The preparation should be used and administered only by qualified medical personnel, and its preparation must be carried out in accordance with the requirements in the field of radiological safety and pharmaceutical quality. The preparation should be used after previous treatment with rituximab (detailed information on the use of rituximab can be found in the product information).
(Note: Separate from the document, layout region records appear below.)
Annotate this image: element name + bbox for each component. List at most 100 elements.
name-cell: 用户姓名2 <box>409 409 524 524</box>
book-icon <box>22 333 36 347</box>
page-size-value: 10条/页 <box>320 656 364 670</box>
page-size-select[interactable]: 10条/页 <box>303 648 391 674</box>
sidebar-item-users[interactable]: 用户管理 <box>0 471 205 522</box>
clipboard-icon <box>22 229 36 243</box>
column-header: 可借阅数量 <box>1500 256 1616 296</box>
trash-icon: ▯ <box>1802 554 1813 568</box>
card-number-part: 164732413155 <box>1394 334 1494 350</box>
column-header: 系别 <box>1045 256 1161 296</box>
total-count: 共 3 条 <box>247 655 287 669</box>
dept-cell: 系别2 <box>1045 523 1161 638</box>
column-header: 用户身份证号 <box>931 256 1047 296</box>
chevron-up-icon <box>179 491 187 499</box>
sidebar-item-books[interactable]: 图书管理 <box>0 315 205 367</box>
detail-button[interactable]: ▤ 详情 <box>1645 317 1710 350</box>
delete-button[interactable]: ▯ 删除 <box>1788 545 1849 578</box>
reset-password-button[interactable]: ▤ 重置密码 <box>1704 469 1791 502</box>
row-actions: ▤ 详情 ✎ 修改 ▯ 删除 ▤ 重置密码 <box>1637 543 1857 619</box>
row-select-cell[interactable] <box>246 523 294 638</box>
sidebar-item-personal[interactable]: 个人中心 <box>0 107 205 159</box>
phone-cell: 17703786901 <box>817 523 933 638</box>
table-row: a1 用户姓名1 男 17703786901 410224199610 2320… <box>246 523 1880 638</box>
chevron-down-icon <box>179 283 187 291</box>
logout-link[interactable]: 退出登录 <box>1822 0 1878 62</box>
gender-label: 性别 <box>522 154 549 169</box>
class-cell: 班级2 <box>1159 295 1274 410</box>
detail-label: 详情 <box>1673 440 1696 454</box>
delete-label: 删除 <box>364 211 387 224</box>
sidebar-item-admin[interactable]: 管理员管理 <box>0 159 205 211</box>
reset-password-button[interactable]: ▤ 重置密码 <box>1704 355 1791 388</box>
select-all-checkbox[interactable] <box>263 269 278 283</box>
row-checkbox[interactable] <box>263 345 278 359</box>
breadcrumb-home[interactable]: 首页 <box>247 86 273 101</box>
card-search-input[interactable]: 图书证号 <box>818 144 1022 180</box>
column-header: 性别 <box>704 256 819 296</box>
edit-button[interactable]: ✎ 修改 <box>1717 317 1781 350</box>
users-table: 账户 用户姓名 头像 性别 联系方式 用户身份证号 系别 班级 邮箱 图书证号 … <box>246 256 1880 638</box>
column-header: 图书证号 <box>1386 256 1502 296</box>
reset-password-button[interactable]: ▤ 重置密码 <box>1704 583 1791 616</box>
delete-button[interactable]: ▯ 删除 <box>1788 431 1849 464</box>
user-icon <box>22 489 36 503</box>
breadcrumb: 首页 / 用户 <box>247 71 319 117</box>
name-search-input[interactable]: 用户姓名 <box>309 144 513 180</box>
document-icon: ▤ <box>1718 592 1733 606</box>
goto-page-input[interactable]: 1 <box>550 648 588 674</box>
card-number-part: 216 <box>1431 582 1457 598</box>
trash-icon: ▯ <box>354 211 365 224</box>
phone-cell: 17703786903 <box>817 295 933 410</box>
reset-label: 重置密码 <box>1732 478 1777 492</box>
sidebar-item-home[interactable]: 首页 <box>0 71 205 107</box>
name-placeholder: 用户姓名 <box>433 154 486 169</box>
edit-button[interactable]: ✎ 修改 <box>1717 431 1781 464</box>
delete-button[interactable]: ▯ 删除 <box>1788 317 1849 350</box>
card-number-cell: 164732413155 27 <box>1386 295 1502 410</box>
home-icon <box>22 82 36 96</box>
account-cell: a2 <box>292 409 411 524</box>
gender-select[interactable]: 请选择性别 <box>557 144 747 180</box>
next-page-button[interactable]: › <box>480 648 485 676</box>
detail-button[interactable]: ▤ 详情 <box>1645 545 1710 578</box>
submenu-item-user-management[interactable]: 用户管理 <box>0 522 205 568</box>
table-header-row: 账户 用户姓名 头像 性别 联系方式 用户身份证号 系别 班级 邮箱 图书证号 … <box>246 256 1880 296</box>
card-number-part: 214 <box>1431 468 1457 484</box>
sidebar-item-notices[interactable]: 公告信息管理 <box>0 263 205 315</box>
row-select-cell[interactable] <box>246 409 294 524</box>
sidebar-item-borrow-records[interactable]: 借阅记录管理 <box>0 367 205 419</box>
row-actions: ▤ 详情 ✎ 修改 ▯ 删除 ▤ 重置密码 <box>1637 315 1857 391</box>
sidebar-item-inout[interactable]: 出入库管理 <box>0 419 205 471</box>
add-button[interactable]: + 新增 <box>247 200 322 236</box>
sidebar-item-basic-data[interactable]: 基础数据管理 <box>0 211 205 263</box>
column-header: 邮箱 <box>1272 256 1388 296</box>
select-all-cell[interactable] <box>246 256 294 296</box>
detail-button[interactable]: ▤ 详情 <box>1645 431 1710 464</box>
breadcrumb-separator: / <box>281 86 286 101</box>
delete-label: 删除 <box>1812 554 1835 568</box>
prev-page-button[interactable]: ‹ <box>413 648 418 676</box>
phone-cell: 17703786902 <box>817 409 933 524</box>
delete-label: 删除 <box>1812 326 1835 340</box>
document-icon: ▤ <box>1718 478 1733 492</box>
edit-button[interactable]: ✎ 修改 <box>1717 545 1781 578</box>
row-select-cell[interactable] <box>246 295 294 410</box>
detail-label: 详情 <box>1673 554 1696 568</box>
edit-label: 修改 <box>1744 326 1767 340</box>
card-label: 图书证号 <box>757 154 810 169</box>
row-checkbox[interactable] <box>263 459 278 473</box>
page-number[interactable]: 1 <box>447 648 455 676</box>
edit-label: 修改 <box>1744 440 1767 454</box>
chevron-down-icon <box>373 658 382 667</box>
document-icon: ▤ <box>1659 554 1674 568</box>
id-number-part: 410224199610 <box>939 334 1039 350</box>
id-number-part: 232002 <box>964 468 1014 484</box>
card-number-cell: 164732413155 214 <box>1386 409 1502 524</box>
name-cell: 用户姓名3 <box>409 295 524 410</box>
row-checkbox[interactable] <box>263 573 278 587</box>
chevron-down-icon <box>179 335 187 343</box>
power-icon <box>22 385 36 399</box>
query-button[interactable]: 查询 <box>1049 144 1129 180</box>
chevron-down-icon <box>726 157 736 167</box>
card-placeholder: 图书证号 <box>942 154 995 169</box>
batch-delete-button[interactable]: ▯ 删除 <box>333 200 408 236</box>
Treatment includes two intravenous administrations of rituximab and one administration of a radiolabelled preparation [⁹⁰Y] in the following order: day 1 - intravenous infusion of rituximab at a dose of 250 mg / m2; day 7, 8 or 9 - intravenous infusion of rituximab at a dose of 250 mg / m2 shortly (within 4 h) before administration of radiolabelled Zevalin [⁹⁰Y] in a 10-minute intravenous infusion. No data on repeated use of the preparation. The recommended dose of radioactivity of the radiolabelled preparation [⁹⁰Y] is:Treatment of patients with CD20 + refractory form of follicular B-cell non-Hodgkin's lymphoma or relapse patients after treatment with rituximab - patients with platelet count ≥ 150,000 plates / mm³: 15 MBq / kg body weight, patients with platelet count 100,000-150,000 plates / mm³: 11 MBq / kg The maximum dose can not exceed 1200 Mbq.Consolidation treatment, after induction of remission, previously untreated patients with follicular lymphoma - patients with a platelet count of ≥ 150,000 plates / mm³: 15 MBq / kg up to a maximum dose of 1200 MBq, patients with platelet count less than 150,000 plates / mm³. There were no general differences in the safety and efficacy between these patients and younger patients. The safety and efficacy of patients with impaired hepatic and renal function has not been studied. Method of administration: the solution prepared for infusion should be administered during a slow intravenous infusion over 10 min. Do not administer an intravenous bolus. The infusion of the preparation should be administered directly to the infusion set after stopping the fluid flow. An infusion filter between the patient and the infusion port should have a low protein binding filter with a density of 0.2 or 0.22 micron. After the infusion has been completed, the infusion set should be rinsed with at least 10 ml of 0.9% NaCl solution.